Maria do Céu Ramos enumera, também, alguns dos eventos que foi possível concretizar nestas últimas décadas.

“Foi muito interessante, por exemplo, acompanhar a organização do restauro da igreja e a visita do Presidente da República Jorge Sampaio, que inaugurou esse restauro. Foi muito interessante fazer uma conferência internacional sobre a Cartuxa, fazer duas ou três exposições para dar a conhecer a arte cartusiana, e esses projetos são irrepetíveis.”

A um nível mais pessoal, o convívio com os monges foi também motivo de reflexão para para Maria do Céu.

“Tive o privilégio de conhecer um cartuxo que era o Fonseca, antigo jogador do sporting, um angolano ou moçambicano, não me recordo, que depois de ter tido uma vida desportiva na alta competição do futebol, retirou-se para a Cartuxa. Era o irmão Paulo e visitava-nos com muita regularidade. Era de uma fraternidade perfeitamente tocante. Foi uma pessoa que conheci, por acaso, nos acasos que vêm no exercício das minhas funções, mas nunca pensei conhecer um futebolista de tão grande gabarito que escolheu o silêncio. Isso diz-me alguma coisa e dá que pensar.”

A secretária-geral da FEA garante que, “numa leitura exigente da sua missão”, a instituição vai continuar, mesmo depois da despedida, “a honrar os valores cartusianos e a memória da sua presença em Évora”, dando “visibilidade à sua presença, de todas as maneiras que o tempo propuser e recomendar”.

“Vou descansar, depois de 30 anos falando, falando, falando”

Quem também escolheu o silêncio foi o padre Antão Lopez, o “rosto” dos cartuxos de Évora, que nas últimas três décadas foi o responsável pela comunicação com o exterior, numa missão de “relações públicas” do Convento de Santa Maria Scala Coeli.
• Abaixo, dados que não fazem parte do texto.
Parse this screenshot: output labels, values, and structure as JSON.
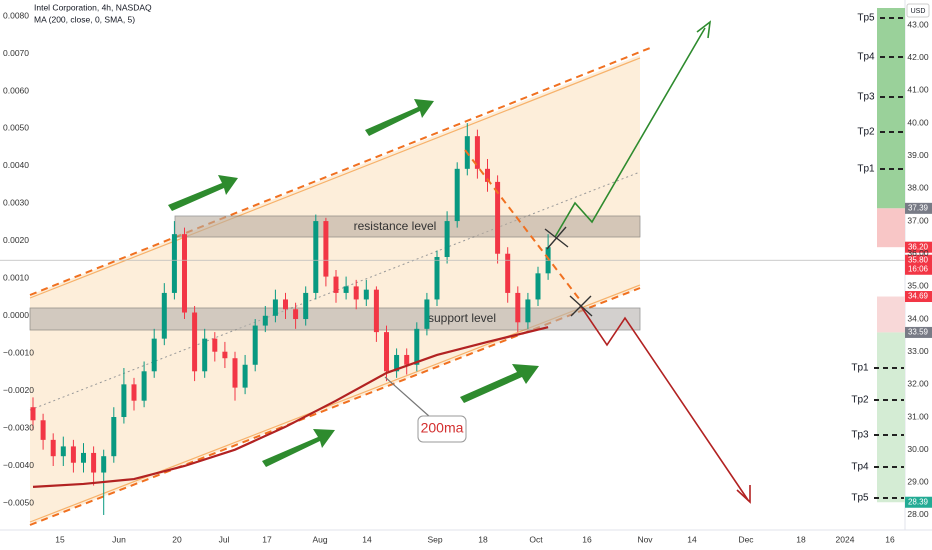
{
  "chart_data": {
    "type": "candlestick",
    "title": "Intel Corporation, 4h, NASDAQ",
    "subtitle": "MA (200, close, 0, SMA, 5)",
    "up_color": "#089981",
    "down_color": "#f23645",
    "ylim": [
      27.54,
      43.77
    ],
    "yticks": [
      {
        "value": 28,
        "label": "28.00"
      },
      {
        "value": 29,
        "label": "29.00"
      },
      {
        "value": 30,
        "label": "30.00"
      },
      {
        "value": 31,
        "label": "31.00"
      },
      {
        "value": 32,
        "label": "32.00"
      },
      {
        "value": 33,
        "label": "33.00"
      },
      {
        "value": 34,
        "label": "34.00"
      },
      {
        "value": 35,
        "label": "35.00"
      },
      {
        "value": 36,
        "label": "36.00"
      },
      {
        "value": 37,
        "label": "37.00"
      },
      {
        "value": 38,
        "label": "38.00"
      },
      {
        "value": 39,
        "label": "39.00"
      },
      {
        "value": 40,
        "label": "40.00"
      },
      {
        "value": 41,
        "label": "41.00"
      },
      {
        "value": 42,
        "label": "42.00"
      },
      {
        "value": 43,
        "label": "43.00"
      }
    ],
    "y2lim": [
      -0.00572,
      0.00843
    ],
    "y2ticks": [
      {
        "value": 0.008,
        "label": "0.0080"
      },
      {
        "value": 0.007,
        "label": "0.0070"
      },
      {
        "value": 0.006,
        "label": "0.0060"
      },
      {
        "value": 0.005,
        "label": "0.0050"
      },
      {
        "value": 0.004,
        "label": "0.0040"
      },
      {
        "value": 0.003,
        "label": "0.0030"
      },
      {
        "value": 0.002,
        "label": "0.0020"
      },
      {
        "value": 0.001,
        "label": "0.0010"
      },
      {
        "value": 0,
        "label": "0.0000"
      },
      {
        "value": -0.001,
        "label": "−0.0010"
      },
      {
        "value": -0.002,
        "label": "−0.0020"
      },
      {
        "value": -0.003,
        "label": "−0.0030"
      },
      {
        "value": -0.004,
        "label": "−0.0040"
      },
      {
        "value": -0.005,
        "label": "−0.0050"
      }
    ],
    "xlabels": [
      "15",
      "Jun",
      "20",
      "Jul",
      "17",
      "Aug",
      "14",
      "Sep",
      "18",
      "Oct",
      "16",
      "Nov",
      "14",
      "Dec",
      "18",
      "2024",
      "16"
    ],
    "candles": {
      "open": [
        31.3,
        30.9,
        30.3,
        29.8,
        30.1,
        29.6,
        29.9,
        29.3,
        29.8,
        31.0,
        32.0,
        31.5,
        32.4,
        33.4,
        34.8,
        36.6,
        34.2,
        32.4,
        33.4,
        33.0,
        32.8,
        31.9,
        32.6,
        33.8,
        34.1,
        34.6,
        34.3,
        34.0,
        34.8,
        37.0,
        35.3,
        34.8,
        35.0,
        34.6,
        34.9,
        33.6,
        32.4,
        32.9,
        32.6,
        33.7,
        34.6,
        35.9,
        37.0,
        38.6,
        39.6,
        38.6,
        38.2,
        36.0,
        34.8,
        33.9,
        34.6,
        35.4
      ],
      "high": [
        31.6,
        31.1,
        30.5,
        30.4,
        30.3,
        30.2,
        30.1,
        30.0,
        31.3,
        32.5,
        32.2,
        32.7,
        33.7,
        35.1,
        37.0,
        36.8,
        34.4,
        33.7,
        33.6,
        33.3,
        33.0,
        32.9,
        34.0,
        34.4,
        34.9,
        34.8,
        34.5,
        35.0,
        37.2,
        37.1,
        35.5,
        35.3,
        35.2,
        35.2,
        35.0,
        33.8,
        33.1,
        33.1,
        33.9,
        34.8,
        36.1,
        37.3,
        38.8,
        40.0,
        39.8,
        38.9,
        38.4,
        36.2,
        35.0,
        34.8,
        35.6,
        36.6
      ],
      "low": [
        30.6,
        30.0,
        29.5,
        29.5,
        29.3,
        29.3,
        28.9,
        28.0,
        29.6,
        30.8,
        31.2,
        31.3,
        32.2,
        33.2,
        34.6,
        34.0,
        32.1,
        32.2,
        32.7,
        32.5,
        31.5,
        31.7,
        32.4,
        33.6,
        33.9,
        34.0,
        33.7,
        33.8,
        34.6,
        35.0,
        34.5,
        34.6,
        34.3,
        34.4,
        33.3,
        32.1,
        32.2,
        32.3,
        32.4,
        33.5,
        34.4,
        35.7,
        36.8,
        38.4,
        38.3,
        37.9,
        35.7,
        34.5,
        33.6,
        33.7,
        34.4,
        35.2
      ],
      "close": [
        30.9,
        30.3,
        29.8,
        30.1,
        29.6,
        29.9,
        29.3,
        29.8,
        31.0,
        32.0,
        31.5,
        32.4,
        33.4,
        34.8,
        36.6,
        34.2,
        32.4,
        33.4,
        33.0,
        32.8,
        31.9,
        32.6,
        33.8,
        34.1,
        34.6,
        34.3,
        34.0,
        34.8,
        37.0,
        35.3,
        34.8,
        35.0,
        34.6,
        34.9,
        33.6,
        32.4,
        32.9,
        32.6,
        33.7,
        34.6,
        35.9,
        37.0,
        38.6,
        39.6,
        38.6,
        38.2,
        36.0,
        34.8,
        33.9,
        34.6,
        35.4,
        36.2
      ]
    },
    "ma": {
      "color": "#b22222",
      "x": [
        0,
        5,
        10,
        15,
        20,
        25,
        30,
        35,
        40,
        45,
        51
      ],
      "values": [
        28.86,
        28.95,
        29.1,
        29.5,
        30.0,
        30.7,
        31.5,
        32.35,
        32.9,
        33.3,
        33.75
      ]
    },
    "price_labels": {
      "values": [
        37.39,
        36.2,
        35.8,
        34.69,
        33.59,
        28.39
      ],
      "value_labels": [
        "37.39",
        "36.20",
        "35.80",
        "34.69",
        "33.59",
        "28.39"
      ],
      "colors": [
        "#787b86",
        "#f23645",
        "#f23645",
        "#f23645",
        "#787b86",
        "#22ab94"
      ]
    },
    "time_label": "16:06",
    "currency": "USD",
    "targets_up": [
      "Tp5",
      "Tp4",
      "Tp3",
      "Tp2",
      "Tp1"
    ],
    "targets_down": [
      "Tp1",
      "Tp2",
      "Tp3",
      "Tp4",
      "Tp5"
    ],
    "annotations": {
      "resistance": "resistance level",
      "support": "support level",
      "ma": "200ma"
    }
  }
}
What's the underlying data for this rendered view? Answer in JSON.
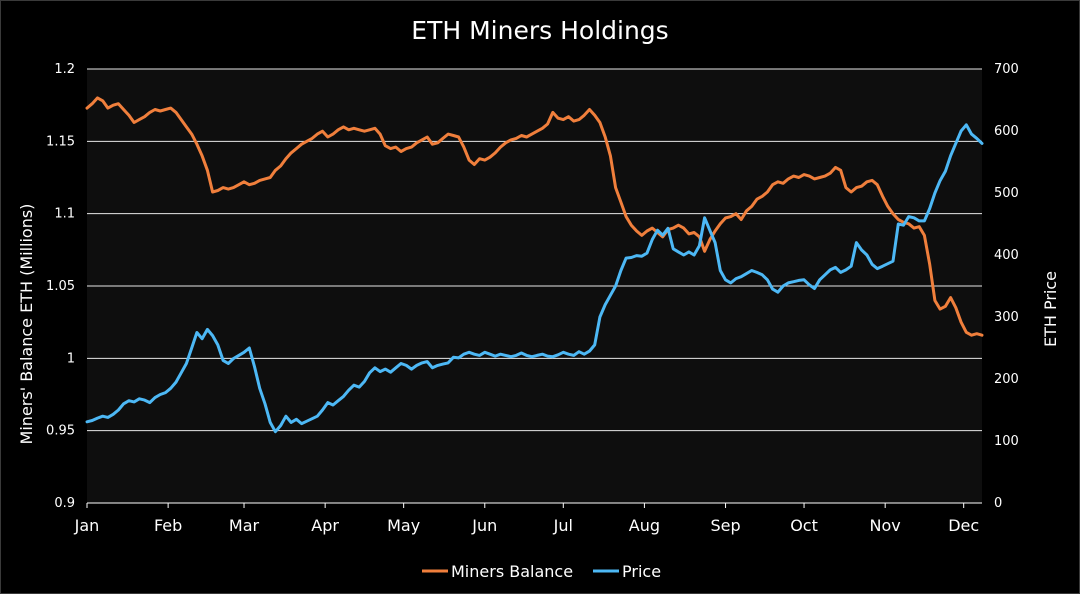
{
  "chart_data": {
    "type": "line",
    "title": "ETH Miners Holdings",
    "y_left_label": "Miners' Balance ETH (Millions)",
    "y_right_label": "ETH Price",
    "y_left_range": [
      0.9,
      1.2
    ],
    "y_left_ticks": [
      "0.9",
      "0.95",
      "1",
      "1.05",
      "1.1",
      "1.15",
      "1.2"
    ],
    "y_right_range": [
      0,
      700
    ],
    "y_right_ticks": [
      "0",
      "100",
      "200",
      "300",
      "400",
      "500",
      "600",
      "700"
    ],
    "x_range_days": [
      0,
      342
    ],
    "x_ticks": [
      "Jan",
      "Feb",
      "Mar",
      "Apr",
      "May",
      "Jun",
      "Jul",
      "Aug",
      "Sep",
      "Oct",
      "Nov",
      "Dec"
    ],
    "x_tick_days": [
      0,
      31,
      60,
      91,
      121,
      152,
      182,
      213,
      244,
      274,
      305,
      335
    ],
    "grid": true,
    "legend_position": "bottom-center",
    "colors": {
      "background": "#0e0e0e",
      "page": "#000000",
      "balance": "#f07f3c",
      "price": "#4db8f5"
    },
    "series": [
      {
        "name": "Miners Balance",
        "axis": "left",
        "x": [
          0,
          2,
          4,
          6,
          8,
          10,
          12,
          14,
          16,
          18,
          20,
          22,
          24,
          26,
          28,
          30,
          32,
          34,
          36,
          38,
          40,
          42,
          44,
          46,
          48,
          50,
          52,
          54,
          56,
          58,
          60,
          62,
          64,
          66,
          68,
          70,
          72,
          74,
          76,
          78,
          80,
          82,
          84,
          86,
          88,
          90,
          92,
          94,
          96,
          98,
          100,
          102,
          104,
          106,
          108,
          110,
          112,
          114,
          116,
          118,
          120,
          122,
          124,
          126,
          128,
          130,
          132,
          134,
          136,
          138,
          140,
          142,
          144,
          146,
          148,
          150,
          152,
          154,
          156,
          158,
          160,
          162,
          164,
          166,
          168,
          170,
          172,
          174,
          176,
          178,
          180,
          182,
          184,
          186,
          188,
          190,
          192,
          194,
          196,
          198,
          200,
          202,
          204,
          206,
          208,
          210,
          212,
          214,
          216,
          218,
          220,
          222,
          224,
          226,
          228,
          230,
          232,
          234,
          236,
          238,
          240,
          242,
          244,
          246,
          248,
          250,
          252,
          254,
          256,
          258,
          260,
          262,
          264,
          266,
          268,
          270,
          272,
          274,
          276,
          278,
          280,
          282,
          284,
          286,
          288,
          290,
          292,
          294,
          296,
          298,
          300,
          302,
          304,
          306,
          308,
          310,
          312,
          314,
          316,
          318,
          320,
          322,
          324,
          326,
          328,
          330,
          332,
          334,
          336,
          338,
          340,
          342
        ],
        "values": [
          1.173,
          1.176,
          1.18,
          1.178,
          1.173,
          1.175,
          1.176,
          1.172,
          1.168,
          1.163,
          1.165,
          1.167,
          1.17,
          1.172,
          1.171,
          1.172,
          1.173,
          1.17,
          1.165,
          1.16,
          1.155,
          1.148,
          1.14,
          1.13,
          1.115,
          1.116,
          1.118,
          1.117,
          1.118,
          1.12,
          1.122,
          1.12,
          1.121,
          1.123,
          1.124,
          1.125,
          1.13,
          1.133,
          1.138,
          1.142,
          1.145,
          1.148,
          1.15,
          1.152,
          1.155,
          1.157,
          1.153,
          1.155,
          1.158,
          1.16,
          1.158,
          1.159,
          1.158,
          1.157,
          1.158,
          1.159,
          1.155,
          1.147,
          1.145,
          1.146,
          1.143,
          1.145,
          1.146,
          1.149,
          1.151,
          1.153,
          1.148,
          1.149,
          1.152,
          1.155,
          1.154,
          1.153,
          1.146,
          1.137,
          1.134,
          1.138,
          1.137,
          1.139,
          1.142,
          1.146,
          1.149,
          1.151,
          1.152,
          1.154,
          1.153,
          1.155,
          1.157,
          1.159,
          1.162,
          1.17,
          1.166,
          1.165,
          1.167,
          1.164,
          1.165,
          1.168,
          1.172,
          1.168,
          1.163,
          1.153,
          1.14,
          1.118,
          1.108,
          1.098,
          1.092,
          1.088,
          1.085,
          1.088,
          1.09,
          1.087,
          1.084,
          1.089,
          1.09,
          1.092,
          1.09,
          1.086,
          1.087,
          1.084,
          1.074,
          1.082,
          1.088,
          1.093,
          1.097,
          1.098,
          1.1,
          1.096,
          1.102,
          1.105,
          1.11,
          1.112,
          1.115,
          1.12,
          1.122,
          1.121,
          1.124,
          1.126,
          1.125,
          1.127,
          1.126,
          1.124,
          1.125,
          1.126,
          1.128,
          1.132,
          1.13,
          1.118,
          1.115,
          1.118,
          1.119,
          1.122,
          1.123,
          1.12,
          1.112,
          1.105,
          1.1,
          1.096,
          1.094,
          1.093,
          1.09,
          1.091,
          1.085,
          1.065,
          1.04,
          1.034,
          1.036,
          1.042,
          1.035,
          1.025,
          1.018,
          1.016,
          1.017,
          1.016
        ]
      },
      {
        "name": "Price",
        "axis": "right",
        "x": [
          0,
          2,
          4,
          6,
          8,
          10,
          12,
          14,
          16,
          18,
          20,
          22,
          24,
          26,
          28,
          30,
          32,
          34,
          36,
          38,
          40,
          42,
          44,
          46,
          48,
          50,
          52,
          54,
          56,
          58,
          60,
          62,
          64,
          66,
          68,
          70,
          72,
          74,
          76,
          78,
          80,
          82,
          84,
          86,
          88,
          90,
          92,
          94,
          96,
          98,
          100,
          102,
          104,
          106,
          108,
          110,
          112,
          114,
          116,
          118,
          120,
          122,
          124,
          126,
          128,
          130,
          132,
          134,
          136,
          138,
          140,
          142,
          144,
          146,
          148,
          150,
          152,
          154,
          156,
          158,
          160,
          162,
          164,
          166,
          168,
          170,
          172,
          174,
          176,
          178,
          180,
          182,
          184,
          186,
          188,
          190,
          192,
          194,
          196,
          198,
          200,
          202,
          204,
          206,
          208,
          210,
          212,
          214,
          216,
          218,
          220,
          222,
          224,
          226,
          228,
          230,
          232,
          234,
          236,
          238,
          240,
          242,
          244,
          246,
          248,
          250,
          252,
          254,
          256,
          258,
          260,
          262,
          264,
          266,
          268,
          270,
          272,
          274,
          276,
          278,
          280,
          282,
          284,
          286,
          288,
          290,
          292,
          294,
          296,
          298,
          300,
          302,
          304,
          306,
          308,
          310,
          312,
          314,
          316,
          318,
          320,
          322,
          324,
          326,
          328,
          330,
          332,
          334,
          336,
          338,
          340,
          342
        ],
        "values": [
          131,
          133,
          137,
          140,
          138,
          143,
          150,
          160,
          165,
          163,
          168,
          166,
          162,
          170,
          175,
          178,
          185,
          195,
          210,
          225,
          250,
          275,
          265,
          280,
          270,
          255,
          230,
          225,
          233,
          238,
          243,
          250,
          220,
          185,
          160,
          130,
          115,
          125,
          140,
          130,
          135,
          128,
          132,
          136,
          140,
          150,
          162,
          158,
          165,
          172,
          182,
          190,
          187,
          196,
          210,
          218,
          212,
          216,
          211,
          218,
          225,
          222,
          216,
          222,
          226,
          228,
          218,
          222,
          224,
          226,
          235,
          234,
          240,
          243,
          240,
          238,
          243,
          240,
          237,
          240,
          238,
          236,
          238,
          242,
          238,
          236,
          238,
          240,
          237,
          236,
          239,
          243,
          240,
          238,
          244,
          240,
          245,
          255,
          300,
          320,
          335,
          350,
          375,
          395,
          396,
          399,
          398,
          403,
          425,
          440,
          432,
          443,
          410,
          405,
          400,
          405,
          400,
          415,
          460,
          440,
          420,
          375,
          360,
          355,
          362,
          365,
          370,
          375,
          372,
          368,
          360,
          345,
          340,
          350,
          355,
          357,
          359,
          360,
          352,
          346,
          360,
          368,
          376,
          380,
          372,
          376,
          382,
          420,
          408,
          400,
          385,
          378,
          382,
          386,
          390,
          450,
          448,
          462,
          460,
          455,
          455,
          475,
          500,
          520,
          535,
          560,
          580,
          600,
          610,
          595,
          588,
          580
        ]
      }
    ]
  },
  "legend": {
    "balance_label": "Miners Balance",
    "price_label": "Price"
  }
}
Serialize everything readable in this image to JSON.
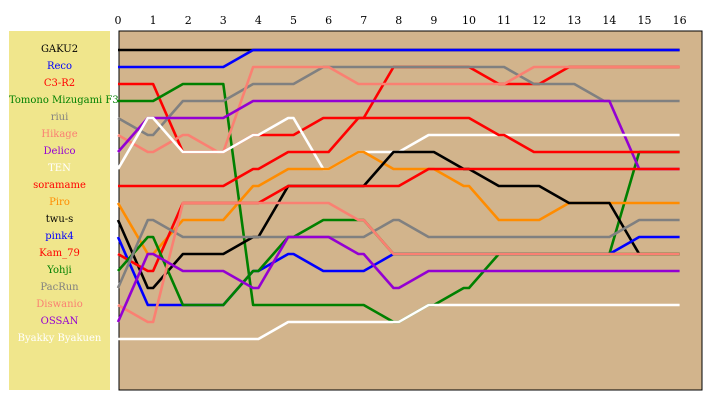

“Estou feliz. A maior diferença é que deixo de estar com os irmãos, mas vou descansar, depois de trinta anos falando, falando, falando”, sublinha, à Renascença o monge, ciente de que a partir de 1 de novembro tudo mudará.

“Reclamam-me para Miraflores (Burgos), pois foi lá que professei e 55 anos depois de ter saído é o regresso a casa”, explica o eremita que vai, finalmente, recolher-se numa cela. Com ele leva recordações. “Levo as pessoas que conheci no coração, e à cidade de Évora peço que sejamos otimistas e confiantes no futuro. Amén.”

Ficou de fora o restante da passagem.